Le texte et la mise en scène révèlent aus­si la vie pri­vée des ouvrièr·es. La pre­mière d’atelier est vic­time de la jalou­sie et de la vio­lence de son mari. Une des den­tel­lières est sol­li­ci­tée par sa fille qui vit en Aus­tra­lie au sujet de la grave mala­die dont sa fille est atteinte. N’y‑a-t-il pas un cas sem­blable dans la famille ? Le tra­vail n’est pas tout ; pour­tant la vie pri­vée de ces femmes est relé­guée au second plan pour le plai­sir de ces riches qui nous dominent !

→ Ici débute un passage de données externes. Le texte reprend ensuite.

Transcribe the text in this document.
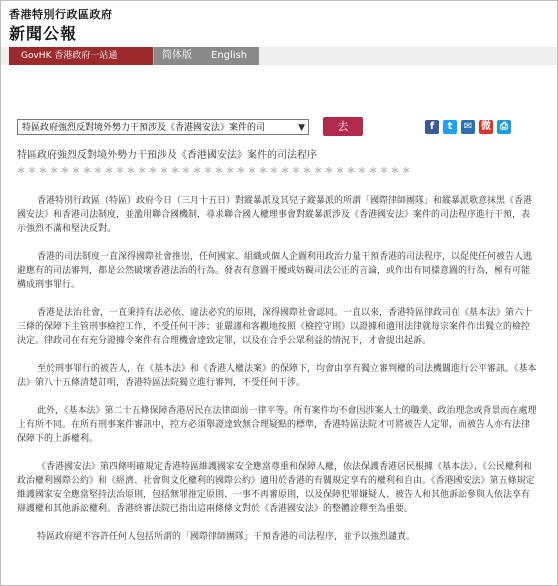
香港特別行政區政府
新聞公報
GovHK 香港政府一站通	简体版	English
特區政府強烈反對境外勢力干預涉及《香港國安法》案件的司	▼	去	f	t	✉ 微 ⎙

特區政府強烈反對境外勢力干預涉及《香港國安法》案件的司法程序

＊＊＊＊＊＊＊＊＊＊＊＊＊＊＊＊＊＊＊＊＊＊＊＊＊＊＊＊＊＊＊＊＊＊＊＊

香港特別行政區（特區）政府今日（三月十五日）對縱暴派及其兒子縱暴派的所謂「國際律師團隊」和縱暴派歌意抹黑《香港國安法》和香港司法制度，並濫用聯合國機制，尋求聯合國人權理事會對縱暴派涉及《香港國安法》案件的司法程序進行干預，表示強烈不滿和堅決反對。

香港的司法制度一直深得國際社會推崇，任何國家、組織或個人企圖利用政治力量干預香港的司法程序，以促使任何被告人逃避應有的司法審判，都是公然破壞香港法治的行為。發表有意圖干擾或妨礙司法公正的言論，或作出有同樣意圖的行為，極有可能構成刑事罪行。

香港是法治社會，一直秉持有法必依、違法必究的原則，深得國際社會認同。一直以來，香港特區律政司在《基本法》第六十三條的保障下主管刑事檢控工作，不受任何干涉；並嚴謹和客觀地按照《檢控守則》以證據和適用法律就每宗案件作出獨立的檢控決定。律政司在有充分證據令案件有合理機會達致定罪，以及在合乎公眾利益的情況下，才會提出起訴。

至於刑事罪行的被告人，在《基本法》和《香港人權法案》的保障下，均會由享有獨立審判權的司法機關進行公平審訊。《基本法》第八十五條清楚訂明，香港特區法院獨立進行審判，不受任何干涉。

此外，《基本法》第二十五條保障香港居民在法律面前一律平等。所有案件均不會因涉案人士的職業、政治理念或背景而在處理上有所不同。在所有刑事案件審訊中，控方必須舉證達致無合理疑點的標準，香港特區法院才可將被告人定罪，而被告人亦有法律保障下的上訴權利。

《香港國安法》第四條明確規定香港特區維護國家安全應當尊重和保障人權，依法保護香港居民根據《基本法》、《公民權利和政治權利國際公約》和《經濟、社會與文化權利的國際公約》適用於香港的有關規定享有的權利和自由。《香港國安法》第五條規定維護國家安全應當堅持法治原則，包括無罪推定原則、一事不再審原則，以及保障犯罪嫌疑人、被告人和其他訴訟參與人依法享有辯護權和其他訴訟權利。香港終審法院已指出這兩條條文對於《香港國安法》的整體詮釋至為重要。

特區政府絕不容許任何人包括所謂的「國際律師團隊」干預香港的司法程序，並予以強烈譴責。
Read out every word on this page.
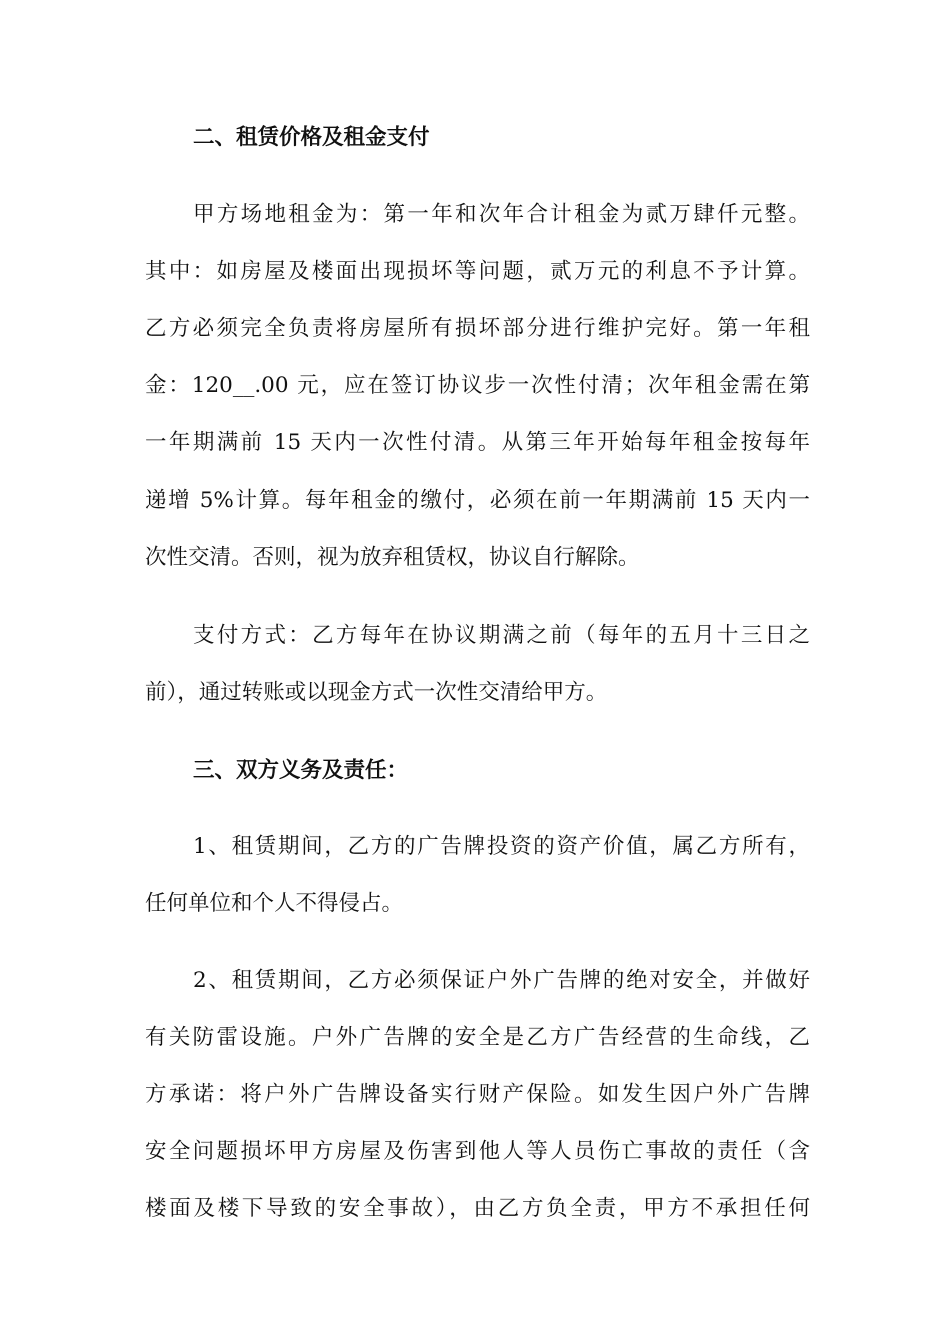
二、租赁价格及租金支付
甲方场地租金为：第一年和次年合计租金为贰万肆仟元整。
其中：如房屋及楼面出现损坏等问题，贰万元的利息不予计算。
乙方必须完全负责将房屋所有损坏部分进行维护完好。第一年租
金：120__.00 元，应在签订协议步一次性付清；次年租金需在第
一年期满前 15 天内一次性付清。从第三年开始每年租金按每年
递增 5%计算。每年租金的缴付，必须在前一年期满前 15 天内一
次性交清。否则，视为放弃租赁权，协议自行解除。
支付方式：乙方每年在协议期满之前（每年的五月十三日之
前），通过转账或以现金方式一次性交清给甲方。
三、双方义务及责任：
1、租赁期间，乙方的广告牌投资的资产价值，属乙方所有，
任何单位和个人不得侵占。
2、租赁期间，乙方必须保证户外广告牌的绝对安全，并做好
有关防雷设施。户外广告牌的安全是乙方广告经营的生命线，乙
方承诺：将户外广告牌设备实行财产保险。如发生因户外广告牌
安全问题损坏甲方房屋及伤害到他人等人员伤亡事故的责任（含
楼面及楼下导致的安全事故），由乙方负全责，甲方不承担任何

On salue le tra­vail poli­tique et sen­sible de Caro­line Guie­la Nguyen atta­chée à mon­trer les ravages du capi­ta­lisme et toute la gran­deur des gens de peu, des invi­sibles. Dans Saï­gon, déjà elle s’intéressait au petit peuple de la dia­spo­ra viet­na­mienne, au fos­sé qui se creuse entre les immi­grés atta­chés à leurs pays d’origine et leurs des­cen­dants nés en France cou­pés de leurs racines. Et déjà le décor était celui d’un lieu de tra­vail, un res­tau­rant viet­na­mien en France, où la cui­sine s’élaborait pen­dant le spec­tacle.